My parents, my sister and I have a custom that is not very nice. If someone (within our family) has a pimple or a bump on their face, we’ll point at it and say, “You have a pimple…” This has to be said in a southern dialect. (We typically avoid doing this to strangers.) We do this as a joke, but it was started by my grandmother. She wasn’t joking, and she was very southern. When my sister and I were teenagers, if we had a pimple, she would be sure to point it out. We’d walk in the room, and she’d point and say, “You have a pimple…” Um, yeah. Thanks, Grandmother. And you have wrinkles.

When I was a teenager, I was so self-conscious about pimples. I can’t imagine why. It might have something to do with the old lady who pointed them out to me. Regardless of the reason, I can remember being horrified when I would have one. I usually didn’t get normal, everyday pimples. Oh, no, my friends. That would be too average. I would get the big, monster, underground pimples that would rise to the surface of my skin like a volcano waiting to burst. They were usually big and shiny and red. They were hideous. I would use cover-up to try and camouflage them, but Mount St. Helens could not be hidden.

When I was about 14, my mother took me to a dermatologist. Now, before I go further with this story, let me clarify something. I did not have a pizza face. In fact, most of the time, unless I was sporting a volcano, I did not have pimples in sight at all. Thank goodness, I never got them on my cheeks. Usually, they were on my chin and nose. Mt. Vesuvius would occasionally rear its ugly head between my eyebrows. Otherwise, I was free and clear. Unless you lifted my bangs.

Under my bangs, I had a minefield waiting to explode. I typically only had about 10 to 15 zits under there, but it was enough to alarm my mother. Therefore, to the dermatologist’s office we went. The doctor, we’ll call him Doc (It took me a while to think up that nickname), would treat my forehead with some kind of liquid gas (Don’t ask me…I don’t know) that he would rub on my forehead. I’m not sure it actually worked, but it felt kind of good, especially on a hot Florida day.

As if having to go to the dermatologist was not hard enough on my fragile teenaged self-image, this particular doctor was even worse. This man was about five foot-nothing. He was a little bitty Asian man, and I was a big white girl. Every time I had to see him, he would reach up and put his hands on my broad shoulders and tell my mother, “She big. She big strong girl. She big and healthy. Big strong girl.” That’ll make ya feel good about yourself, let me tell you. I used to dread going to him, because I hated being told how big and strong I was. Maybe if I had been a boy, it would have been pleased at his statements, but I was, and still am, indeed, a girl. Just a note to little Asian men out there…big white girls do not like to be told how big and strong they are.

So, after the visits to Doc ended, the volcanoes continued to erupt on my face. I just held onto the hope that someday, I would grow up and quit getting pimples.
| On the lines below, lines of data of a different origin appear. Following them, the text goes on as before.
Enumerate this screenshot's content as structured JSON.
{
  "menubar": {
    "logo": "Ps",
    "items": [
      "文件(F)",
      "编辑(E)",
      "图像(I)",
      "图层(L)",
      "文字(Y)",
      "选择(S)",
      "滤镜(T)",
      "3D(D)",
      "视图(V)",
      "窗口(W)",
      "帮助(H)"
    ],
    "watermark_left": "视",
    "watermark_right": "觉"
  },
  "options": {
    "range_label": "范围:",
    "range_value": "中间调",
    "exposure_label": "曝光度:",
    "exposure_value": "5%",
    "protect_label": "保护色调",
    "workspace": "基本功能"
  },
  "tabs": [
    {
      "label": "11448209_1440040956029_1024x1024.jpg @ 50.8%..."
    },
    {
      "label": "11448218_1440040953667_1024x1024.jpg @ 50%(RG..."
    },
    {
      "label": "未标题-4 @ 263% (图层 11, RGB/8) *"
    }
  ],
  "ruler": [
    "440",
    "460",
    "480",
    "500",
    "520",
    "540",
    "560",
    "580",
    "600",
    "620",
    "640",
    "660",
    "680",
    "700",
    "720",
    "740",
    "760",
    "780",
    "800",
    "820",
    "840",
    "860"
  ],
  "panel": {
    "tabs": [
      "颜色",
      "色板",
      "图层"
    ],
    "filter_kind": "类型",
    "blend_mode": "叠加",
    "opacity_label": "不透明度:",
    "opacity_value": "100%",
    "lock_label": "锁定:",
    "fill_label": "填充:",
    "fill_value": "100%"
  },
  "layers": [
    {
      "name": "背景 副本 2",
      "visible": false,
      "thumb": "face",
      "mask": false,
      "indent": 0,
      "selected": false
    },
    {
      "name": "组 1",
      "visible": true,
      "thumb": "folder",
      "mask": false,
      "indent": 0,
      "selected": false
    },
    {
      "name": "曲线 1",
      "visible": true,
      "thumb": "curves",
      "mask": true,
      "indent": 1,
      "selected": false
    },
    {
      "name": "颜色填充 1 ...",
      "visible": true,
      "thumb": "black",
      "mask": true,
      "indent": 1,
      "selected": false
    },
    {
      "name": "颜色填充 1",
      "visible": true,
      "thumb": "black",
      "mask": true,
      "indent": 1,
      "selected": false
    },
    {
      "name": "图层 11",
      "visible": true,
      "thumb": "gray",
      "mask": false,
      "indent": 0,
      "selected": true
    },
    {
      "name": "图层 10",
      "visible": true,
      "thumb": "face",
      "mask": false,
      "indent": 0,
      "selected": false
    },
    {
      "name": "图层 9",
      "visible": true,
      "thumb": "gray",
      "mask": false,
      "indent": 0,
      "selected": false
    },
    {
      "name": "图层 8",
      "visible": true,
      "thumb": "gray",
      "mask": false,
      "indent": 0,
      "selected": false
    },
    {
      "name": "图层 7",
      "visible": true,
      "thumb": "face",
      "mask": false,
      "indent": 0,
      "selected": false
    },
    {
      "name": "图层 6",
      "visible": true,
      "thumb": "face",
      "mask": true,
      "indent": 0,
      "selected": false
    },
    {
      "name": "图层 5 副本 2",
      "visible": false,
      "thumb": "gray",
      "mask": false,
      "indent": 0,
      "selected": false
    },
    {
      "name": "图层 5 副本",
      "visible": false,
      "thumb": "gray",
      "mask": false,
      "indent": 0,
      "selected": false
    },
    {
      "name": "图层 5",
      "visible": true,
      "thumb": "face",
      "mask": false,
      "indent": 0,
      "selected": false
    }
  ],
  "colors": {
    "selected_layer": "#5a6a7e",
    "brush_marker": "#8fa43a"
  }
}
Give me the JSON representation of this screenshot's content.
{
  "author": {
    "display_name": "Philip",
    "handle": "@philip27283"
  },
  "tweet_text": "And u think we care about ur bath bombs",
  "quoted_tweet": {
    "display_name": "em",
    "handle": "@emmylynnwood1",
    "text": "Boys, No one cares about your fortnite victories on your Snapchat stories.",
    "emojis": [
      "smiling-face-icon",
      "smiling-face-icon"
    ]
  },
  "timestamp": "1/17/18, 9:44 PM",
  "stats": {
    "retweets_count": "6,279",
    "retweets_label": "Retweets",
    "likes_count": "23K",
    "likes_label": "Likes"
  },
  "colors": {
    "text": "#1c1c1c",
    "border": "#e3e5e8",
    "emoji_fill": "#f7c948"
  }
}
In my twenties, I kept waiting for the change in my skin to happen. When I was pregnant, I got extra pimples. I did not find that fair at all. I mean, it was bad enough that I was as big as a house. Couldn’t my skin at least look good?

In my thirties, the volcanoes kept coming. I tried to console myself by saying they at least made me look younger. Why, I was practically a teenager with all the zits I was getting!
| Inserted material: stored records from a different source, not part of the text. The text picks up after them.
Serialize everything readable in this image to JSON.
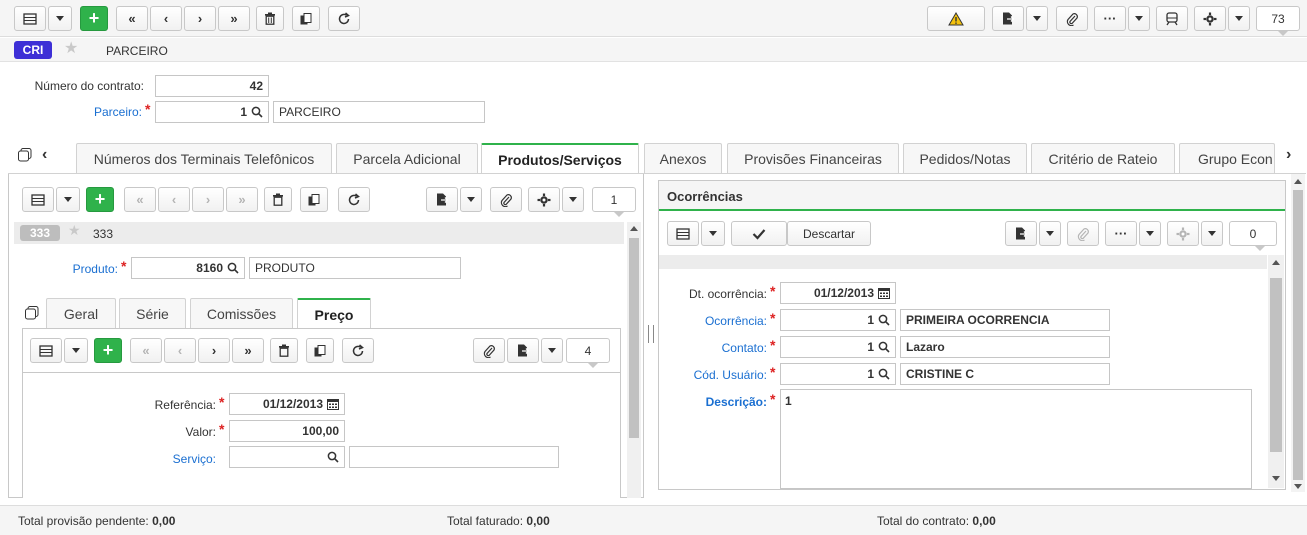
{
  "toolbar": {
    "record_counter": "73"
  },
  "header": {
    "badge": "CRI",
    "title": "PARCEIRO"
  },
  "form": {
    "contract_label": "Número do contrato:",
    "contract_value": "42",
    "partner_label": "Parceiro:",
    "partner_code": "1",
    "partner_name": "PARCEIRO"
  },
  "tabs": [
    {
      "label": "Números dos Terminais Telefônicos"
    },
    {
      "label": "Parcela Adicional"
    },
    {
      "label": "Produtos/Serviços"
    },
    {
      "label": "Anexos"
    },
    {
      "label": "Provisões Financeiras"
    },
    {
      "label": "Pedidos/Notas"
    },
    {
      "label": "Critério de Rateio"
    },
    {
      "label": "Grupo Econ"
    }
  ],
  "products": {
    "counter": "1",
    "badge": "333",
    "title": "333",
    "product_label": "Produto:",
    "product_code": "8160",
    "product_name": "PRODUTO",
    "subtabs": [
      {
        "label": "Geral"
      },
      {
        "label": "Série"
      },
      {
        "label": "Comissões"
      },
      {
        "label": "Preço"
      }
    ],
    "price": {
      "counter": "4",
      "ref_label": "Referência:",
      "ref_value": "01/12/2013",
      "value_label": "Valor:",
      "value_value": "100,00",
      "service_label": "Serviço:",
      "service_code": "",
      "service_name": ""
    }
  },
  "occurrences": {
    "title": "Ocorrências",
    "discard_label": "Descartar",
    "counter": "0",
    "date_label": "Dt. ocorrência:",
    "date_value": "01/12/2013",
    "occ_label": "Ocorrência:",
    "occ_code": "1",
    "occ_name": "PRIMEIRA OCORRENCIA",
    "contact_label": "Contato:",
    "contact_code": "1",
    "contact_name": "Lazaro",
    "user_label": "Cód. Usuário:",
    "user_code": "1",
    "user_name": "CRISTINE C",
    "desc_label": "Descrição:",
    "desc_value": "1"
  },
  "footer": {
    "pending_label": "Total provisão pendente:",
    "pending_value": "0,00",
    "billed_label": "Total faturado:",
    "billed_value": "0,00",
    "contract_total_label": "Total do contrato:",
    "contract_total_value": "0,00"
  },
  "colors": {
    "accent_green": "#2fb24b",
    "badge_purple": "#3d2fd6",
    "link_blue": "#1a6fd1",
    "required_red": "#dd2222"
  }
}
There was a week and a half in the second half of my 38th year when I thought the volcanoes had moved on to someone else. Then, they came back. With a vengeance.
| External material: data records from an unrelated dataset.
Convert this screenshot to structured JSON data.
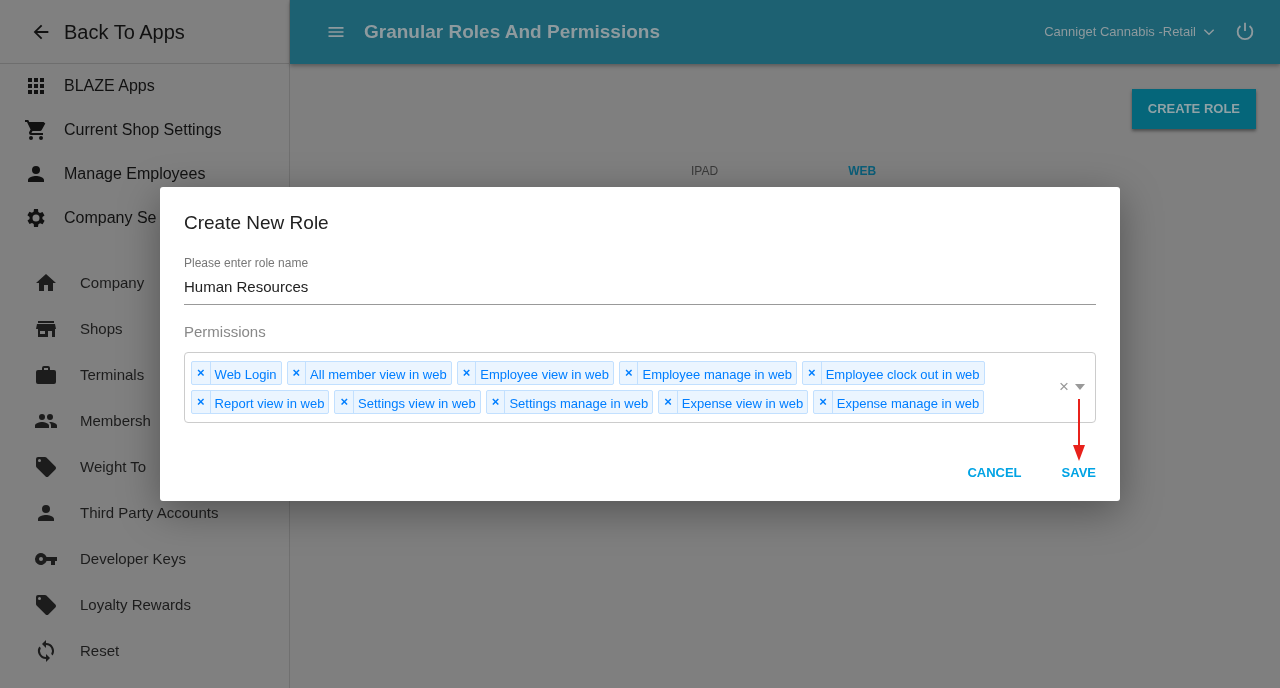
{
  "sidebar": {
    "back_label": "Back To Apps",
    "items": [
      {
        "label": "BLAZE Apps",
        "kind": "apps"
      },
      {
        "label": "Current Shop Settings",
        "kind": "cart"
      },
      {
        "label": "Manage Employees",
        "kind": "person"
      },
      {
        "label": "Company Se",
        "kind": "gear",
        "children": [
          {
            "label": "Company",
            "kind": "home"
          },
          {
            "label": "Shops",
            "kind": "store"
          },
          {
            "label": "Terminals",
            "kind": "briefcase"
          },
          {
            "label": "Membersh",
            "kind": "people"
          },
          {
            "label": "Weight To",
            "kind": "tag"
          },
          {
            "label": "Third Party Accounts",
            "kind": "person"
          },
          {
            "label": "Developer Keys",
            "kind": "key"
          },
          {
            "label": "Loyalty Rewards",
            "kind": "tag"
          },
          {
            "label": "Reset",
            "kind": "refresh"
          }
        ]
      }
    ]
  },
  "header": {
    "title": "Granular Roles And Permissions",
    "shop": "Canniget Cannabis -Retail"
  },
  "create_button": "CREATE ROLE",
  "tabs": [
    {
      "label": "IPAD",
      "selected": false
    },
    {
      "label": "WEB",
      "selected": true
    }
  ],
  "dialog": {
    "title": "Create New Role",
    "name_field": {
      "label": "Please enter role name",
      "value": "Human Resources"
    },
    "permissions_label": "Permissions",
    "permissions": [
      "Web Login",
      "All member view in web",
      "Employee view in web",
      "Employee manage in web",
      "Employee clock out in web",
      "Report view in web",
      "Settings view in web",
      "Settings manage in web",
      "Expense view in web",
      "Expense manage in web"
    ],
    "remove_mark": "×",
    "clear_mark": "×",
    "buttons": [
      "CANCEL",
      "SAVE"
    ]
  }
}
Now, in my forties, they are still with me. Recently, I thought about the fact that I hadn’t had a volcano in a while. Then, a few days later, I woke up feeling like a unicorn. I had a big ole’ zit right between my eyes. It was so big, I could see it through the corners of my eyes. I was pretty convinced it was a horn breaking through the skin. I was really excited about being a mystical creature. However, I was disappointed when it popped and no horn came out. Oh, the disappointment.

So, here’s the thing. I used to care. I used to spend a lot of money on cover-up (which, by the way, never actually covered anything). Now, I really don’t care anymore. A few years ago, I taught a class of teenaged girls at church. I was horrified when I woke up and saw a volcano erupting on my chin. I was really struggling with the idea of speaking to them while they were staring at my zit. I knew I would never be judged more than while standing in front of a class of high school girls. So, I decided just to face it head-on (pardon the pun). I stood in front of the class and said, “Okay, girls. Let’s get this over with. It’s a zit. See it? It’s a beauty. Get a good look…….. Okay. You’ve seen it. Let’s get on with class.”

Since then, the volcanoes have not embarrassed me anymore. I figure, we all get them. At least I’m a big, strong girl and I can handle it. I figure, I’ll have them until I die, so as long as I get zits, I know I’m still alive.  -Al



08/14/2016 5:53pm

No I have not any pimple in my face because I have a lot of work done in my life through different things. I hope that the people will do a lot of great things through these different things. I hope people will follow their life through these typical things.